Insólito: un 'remake' que tiene alma
Antes de que el aterrado Jonathan Harker plasmara en su escalofriante diario lo que podía ocurrir si el dueño de un castillo de Transilvania fijaba su interés, su capricho, su voracidad, sus colmillos y su necesidad de sangre humana en tu patética persona, antes de que Stoker inventara con excelente literatura la imagen definitiva de Drácula, la gente de cualquier época ha concentrado su miedo en príncipes o sicarios de las tinieblas que te buscaban la ruina a perpetuidad si decidían morderte en la yugular. Al hacerse uno mayor descubre que los vampiros no solo existen en la literatura, el cine y el subconsciente colectivo, sino que abundan en la vida cotidiana. No les mata la luz, ni las balas de plata. No les espantan las cruces ni los ajos. No destrozan gargantas. Tampoco precisan magnetismo ni inspirar terror. Pero mantienen intacta su capacidad para convertir en guiñapos, en muertos vivientes, a sus innumerables víctimas, para machacar el cuerpo y el alma de los infelices que están bajo su vasallaje.
DÉJAME ENTRAR
Dirección: Matt Reeves.
Intérpretes: Chloë Grace Moretz, Kodi Smit-McPhee, Elias Koetas, Richard Jenkins, Cara Buono.

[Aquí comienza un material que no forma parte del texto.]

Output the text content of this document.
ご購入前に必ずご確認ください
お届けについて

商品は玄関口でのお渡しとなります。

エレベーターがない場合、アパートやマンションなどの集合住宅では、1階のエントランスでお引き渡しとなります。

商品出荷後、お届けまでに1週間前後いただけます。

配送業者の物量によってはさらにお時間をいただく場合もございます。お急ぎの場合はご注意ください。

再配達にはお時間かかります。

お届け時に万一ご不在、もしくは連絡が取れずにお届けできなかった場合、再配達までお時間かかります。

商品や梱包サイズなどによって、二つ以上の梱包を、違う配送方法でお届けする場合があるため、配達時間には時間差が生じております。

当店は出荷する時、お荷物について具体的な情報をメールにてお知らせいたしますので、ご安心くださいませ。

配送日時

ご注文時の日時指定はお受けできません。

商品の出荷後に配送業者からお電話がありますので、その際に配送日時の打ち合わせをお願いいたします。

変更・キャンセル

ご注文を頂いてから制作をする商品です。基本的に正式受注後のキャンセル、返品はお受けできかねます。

Género: thriller fantástico. EE UU, 2010.
Duración: 116 minutos.
En el cine se han ocupado de su temible y patética existencia desde los directores más prestigiosos a los más cutres. Incluso en las épocas de mayor realismo, los vampiros nunca han dejado de estar de moda. Y se hacen muchas edulcoradas tonterías en su nombre. El éxito apabullante entre militantes góticos, adolescentes de múltiples pelajes y condiciones, incluido el pijerío romántico, de la saga Crepúsculo (solo he visto con infinita pereza la primera y la segunda aventura del Romeo dentudo y su incomprendida Julieta) o de la serie de televisión True blood (que seguí con relativo interés en su nacimiento, al venir firmada por Alan Ball, inventor de la magnífica A dos metros bajo tierra, pero de la que he desertado para siempre en su segunda e impresentable temporada), confirman que lo de ponerse ciego de sangre ajena sigue fascinando mayoritariamente.
En género tan previsible y fórmula tan manida puede ocurrir a veces que aparezca auténtico lirismo, un tratamiento insólito, que haya niños solos, tristes y acorralados que solo pueden comunicarse y encontrar calor con otra desolada criatura, descubrir su monstruosidad genética y seguir amándola. Ocurrió con la desasosegante, alucinada, trágica y hermosa película sueca Déjame entrar, creadora de una atmósfera onírica y tono sombrío, transmisora de horror y de piedad, realizada con elementos mínimos. El eco que creó una producción condenada al malditismo fue minoritario, pero también duradero. Era imposible que ningún espectador quedara indiferente hacia la angustia de esos niños insomnes.
El cine americano ha hecho el remake de esa pesadilla sueca. Y siempre tienes prejuicios hacia los remakes, la lógica aconseja no readaptar lo que es inmejorable. Pero en este caso les ha salido muy bien. El director Matt Reeves inyecta vida propia a una historia que ya ha sido contada. No es el saqueo de un clásico pensando en la taquilla. Está hecha con respeto, talento y emoción. La historia de amor entre esos dos marginados resulta tan inquietante y conmovedora en un suburbio de las afueras de Estocolmo como en la América de Reagan.